Sawyer Valentini, the impossibly named protagonist of Unsane, works for a drab finance company in, what is for her, a new city. That she’s played by a game Claire Foy should help her make friends (one would think); but in the mix of isolating close-ups and voyeuristic long angles, Sawyer looks both claustrophobic in her new life, and wary of the wider world. She has good reason to be: everywhere she turns, her former stalker David (a creepy Joshua Leonard) appears. When a routine check-up with a therapist turns into a Kafka-esque paperwork-induced nightmare (again, argh!), Sawyer is voluntarily committed, and surrounded by patients both hostile (a braided Juno Temple) and bemused (Jay Pharoah, playing himself). And, of course, there’s David—or wait, hmm, is it really him?
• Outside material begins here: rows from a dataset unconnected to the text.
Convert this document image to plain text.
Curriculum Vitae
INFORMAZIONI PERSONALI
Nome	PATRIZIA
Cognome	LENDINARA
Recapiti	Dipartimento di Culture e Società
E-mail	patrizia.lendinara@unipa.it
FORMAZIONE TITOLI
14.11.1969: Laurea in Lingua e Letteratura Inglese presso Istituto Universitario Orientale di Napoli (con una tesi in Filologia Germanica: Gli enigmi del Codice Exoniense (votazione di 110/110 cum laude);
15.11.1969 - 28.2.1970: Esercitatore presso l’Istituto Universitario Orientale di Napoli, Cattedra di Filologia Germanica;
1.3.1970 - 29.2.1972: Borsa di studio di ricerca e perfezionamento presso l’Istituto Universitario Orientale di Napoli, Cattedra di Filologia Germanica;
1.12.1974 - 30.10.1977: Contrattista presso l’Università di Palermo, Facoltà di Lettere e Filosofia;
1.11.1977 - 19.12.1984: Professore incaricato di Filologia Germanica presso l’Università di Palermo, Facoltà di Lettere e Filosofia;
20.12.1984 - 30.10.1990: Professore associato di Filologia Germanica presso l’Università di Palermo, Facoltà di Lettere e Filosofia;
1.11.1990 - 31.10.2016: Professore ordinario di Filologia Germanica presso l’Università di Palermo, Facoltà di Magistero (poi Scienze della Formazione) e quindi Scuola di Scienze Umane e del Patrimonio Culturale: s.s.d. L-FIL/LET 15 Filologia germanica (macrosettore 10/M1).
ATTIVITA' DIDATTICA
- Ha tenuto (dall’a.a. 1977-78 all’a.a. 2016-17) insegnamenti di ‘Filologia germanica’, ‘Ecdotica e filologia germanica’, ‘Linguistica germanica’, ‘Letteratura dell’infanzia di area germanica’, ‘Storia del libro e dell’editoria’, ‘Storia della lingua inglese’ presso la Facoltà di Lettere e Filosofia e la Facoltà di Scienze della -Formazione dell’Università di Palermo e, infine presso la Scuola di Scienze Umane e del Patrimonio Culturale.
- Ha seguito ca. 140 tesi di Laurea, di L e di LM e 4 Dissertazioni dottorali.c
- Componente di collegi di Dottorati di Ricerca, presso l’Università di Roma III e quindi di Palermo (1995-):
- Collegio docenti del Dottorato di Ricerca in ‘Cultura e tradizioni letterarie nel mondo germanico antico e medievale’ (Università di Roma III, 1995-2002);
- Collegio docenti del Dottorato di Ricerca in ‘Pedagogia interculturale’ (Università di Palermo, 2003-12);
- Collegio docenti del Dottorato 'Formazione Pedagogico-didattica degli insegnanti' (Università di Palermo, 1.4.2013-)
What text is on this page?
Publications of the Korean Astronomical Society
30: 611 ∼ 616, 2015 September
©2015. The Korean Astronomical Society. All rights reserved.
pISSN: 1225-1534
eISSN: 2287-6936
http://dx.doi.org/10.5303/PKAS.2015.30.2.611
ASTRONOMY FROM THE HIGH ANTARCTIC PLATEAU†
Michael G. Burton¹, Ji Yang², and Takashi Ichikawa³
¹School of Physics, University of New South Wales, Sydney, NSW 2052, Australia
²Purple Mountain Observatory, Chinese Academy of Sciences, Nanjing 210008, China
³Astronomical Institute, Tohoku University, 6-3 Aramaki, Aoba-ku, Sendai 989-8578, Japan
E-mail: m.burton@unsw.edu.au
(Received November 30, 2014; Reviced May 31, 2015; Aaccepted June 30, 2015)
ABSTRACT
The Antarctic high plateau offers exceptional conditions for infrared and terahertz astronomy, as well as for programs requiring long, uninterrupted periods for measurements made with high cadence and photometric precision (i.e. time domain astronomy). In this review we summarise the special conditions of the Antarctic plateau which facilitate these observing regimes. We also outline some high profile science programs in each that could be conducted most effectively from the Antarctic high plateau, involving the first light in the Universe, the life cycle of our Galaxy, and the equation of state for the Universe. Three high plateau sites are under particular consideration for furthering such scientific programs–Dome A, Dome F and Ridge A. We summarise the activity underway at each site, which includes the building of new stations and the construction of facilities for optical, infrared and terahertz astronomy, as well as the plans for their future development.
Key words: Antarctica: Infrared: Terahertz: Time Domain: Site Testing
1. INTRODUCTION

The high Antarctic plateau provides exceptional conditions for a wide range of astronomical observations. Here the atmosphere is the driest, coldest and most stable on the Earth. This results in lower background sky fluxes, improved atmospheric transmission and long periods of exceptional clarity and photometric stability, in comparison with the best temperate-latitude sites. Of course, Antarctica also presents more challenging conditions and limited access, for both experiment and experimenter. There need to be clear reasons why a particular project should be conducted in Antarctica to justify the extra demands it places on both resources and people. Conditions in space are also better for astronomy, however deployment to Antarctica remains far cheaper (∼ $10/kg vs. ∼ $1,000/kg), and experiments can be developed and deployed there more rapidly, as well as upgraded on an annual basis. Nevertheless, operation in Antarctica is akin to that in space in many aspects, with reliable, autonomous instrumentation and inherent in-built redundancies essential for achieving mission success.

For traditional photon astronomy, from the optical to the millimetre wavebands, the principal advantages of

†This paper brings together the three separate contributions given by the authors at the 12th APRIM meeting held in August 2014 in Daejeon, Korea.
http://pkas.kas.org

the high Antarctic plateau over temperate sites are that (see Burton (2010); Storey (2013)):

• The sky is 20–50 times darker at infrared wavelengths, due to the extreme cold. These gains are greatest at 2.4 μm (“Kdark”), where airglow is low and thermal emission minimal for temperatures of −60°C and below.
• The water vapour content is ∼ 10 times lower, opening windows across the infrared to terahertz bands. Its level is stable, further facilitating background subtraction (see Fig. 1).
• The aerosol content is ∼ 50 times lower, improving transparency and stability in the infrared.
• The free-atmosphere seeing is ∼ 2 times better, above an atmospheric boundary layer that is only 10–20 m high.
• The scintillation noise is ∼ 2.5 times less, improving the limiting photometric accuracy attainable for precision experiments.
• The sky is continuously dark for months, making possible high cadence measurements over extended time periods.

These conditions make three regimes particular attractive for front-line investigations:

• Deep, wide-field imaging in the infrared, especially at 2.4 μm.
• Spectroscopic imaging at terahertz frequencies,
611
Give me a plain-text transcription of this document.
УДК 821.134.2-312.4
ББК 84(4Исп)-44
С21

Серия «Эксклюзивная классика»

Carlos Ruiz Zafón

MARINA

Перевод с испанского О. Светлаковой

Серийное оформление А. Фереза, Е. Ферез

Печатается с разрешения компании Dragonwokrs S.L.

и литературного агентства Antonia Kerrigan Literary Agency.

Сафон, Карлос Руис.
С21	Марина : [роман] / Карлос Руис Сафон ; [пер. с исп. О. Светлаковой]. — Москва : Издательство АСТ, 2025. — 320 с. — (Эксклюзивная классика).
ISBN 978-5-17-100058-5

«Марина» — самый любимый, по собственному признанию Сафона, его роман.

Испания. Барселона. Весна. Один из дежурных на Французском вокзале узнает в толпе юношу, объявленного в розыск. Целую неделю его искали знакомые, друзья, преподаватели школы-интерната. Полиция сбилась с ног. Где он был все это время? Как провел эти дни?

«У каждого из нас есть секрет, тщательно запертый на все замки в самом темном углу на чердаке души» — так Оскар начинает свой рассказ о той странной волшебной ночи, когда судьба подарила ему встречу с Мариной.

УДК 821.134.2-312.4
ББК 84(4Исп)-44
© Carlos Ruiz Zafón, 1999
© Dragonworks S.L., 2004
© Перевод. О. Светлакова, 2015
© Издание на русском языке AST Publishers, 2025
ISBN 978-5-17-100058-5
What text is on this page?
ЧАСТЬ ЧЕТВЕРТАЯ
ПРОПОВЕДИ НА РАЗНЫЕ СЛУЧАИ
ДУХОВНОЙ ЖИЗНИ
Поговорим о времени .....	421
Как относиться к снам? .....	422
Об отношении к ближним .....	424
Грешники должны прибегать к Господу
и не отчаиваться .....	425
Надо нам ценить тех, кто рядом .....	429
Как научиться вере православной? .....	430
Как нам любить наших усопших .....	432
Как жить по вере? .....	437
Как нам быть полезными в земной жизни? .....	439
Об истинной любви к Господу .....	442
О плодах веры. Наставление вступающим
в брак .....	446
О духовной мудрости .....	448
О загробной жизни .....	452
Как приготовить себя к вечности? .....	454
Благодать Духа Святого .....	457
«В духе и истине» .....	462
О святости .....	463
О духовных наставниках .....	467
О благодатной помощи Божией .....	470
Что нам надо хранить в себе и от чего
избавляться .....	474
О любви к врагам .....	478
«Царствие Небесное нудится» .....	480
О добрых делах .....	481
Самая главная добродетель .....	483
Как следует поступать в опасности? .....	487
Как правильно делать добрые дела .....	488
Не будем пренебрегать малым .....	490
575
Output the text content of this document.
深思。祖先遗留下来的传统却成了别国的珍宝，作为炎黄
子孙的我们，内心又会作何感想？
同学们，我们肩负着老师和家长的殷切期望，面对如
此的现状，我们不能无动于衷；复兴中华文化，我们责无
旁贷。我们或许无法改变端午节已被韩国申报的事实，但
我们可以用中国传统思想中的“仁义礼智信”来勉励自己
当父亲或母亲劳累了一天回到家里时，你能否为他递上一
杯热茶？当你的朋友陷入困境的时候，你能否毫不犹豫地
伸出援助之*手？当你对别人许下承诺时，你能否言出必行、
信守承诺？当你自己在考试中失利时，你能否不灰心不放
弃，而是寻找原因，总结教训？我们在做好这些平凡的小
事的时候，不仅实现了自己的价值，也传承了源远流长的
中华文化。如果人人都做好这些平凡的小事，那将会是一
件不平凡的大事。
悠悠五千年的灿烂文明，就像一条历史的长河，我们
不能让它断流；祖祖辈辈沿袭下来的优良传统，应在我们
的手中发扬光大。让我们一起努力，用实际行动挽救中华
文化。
Even setting that question aside, Unsane has no difficulty establishing its unsettling tone with harsh lighting, a chilling minimalist score, and razor sharp editing—all staples of late-Soderbergh (though shooting with an iPhone 7 is new). As a thriller, the plot’s adroit machinations all work in isolation, and I’d be lying if I said I wasn’t engaged with where the film was taking me—for what that’s worth.

As with the recent misbegotten Death Wish remake, it feels fair to ask: do we need this movie right now? Is Unsane‘s commentary on contemporary issues as useful as it thinks it is, or merely exploitative? What do these three white men—Soderbergh, along with writers James Greer and Jonathan Bernstein—know about the travails of mental illness, or the ways in which a woman’s trauma (sexual, violent, or otherwise) can distort her entire life? Given his professional pedigree, I’m willing to give Soderbergh the benefit of the doubt (much more so than Eli Roth, anyway). But then again, what do I know? Maybe the thrills I feel are someone else’s horror.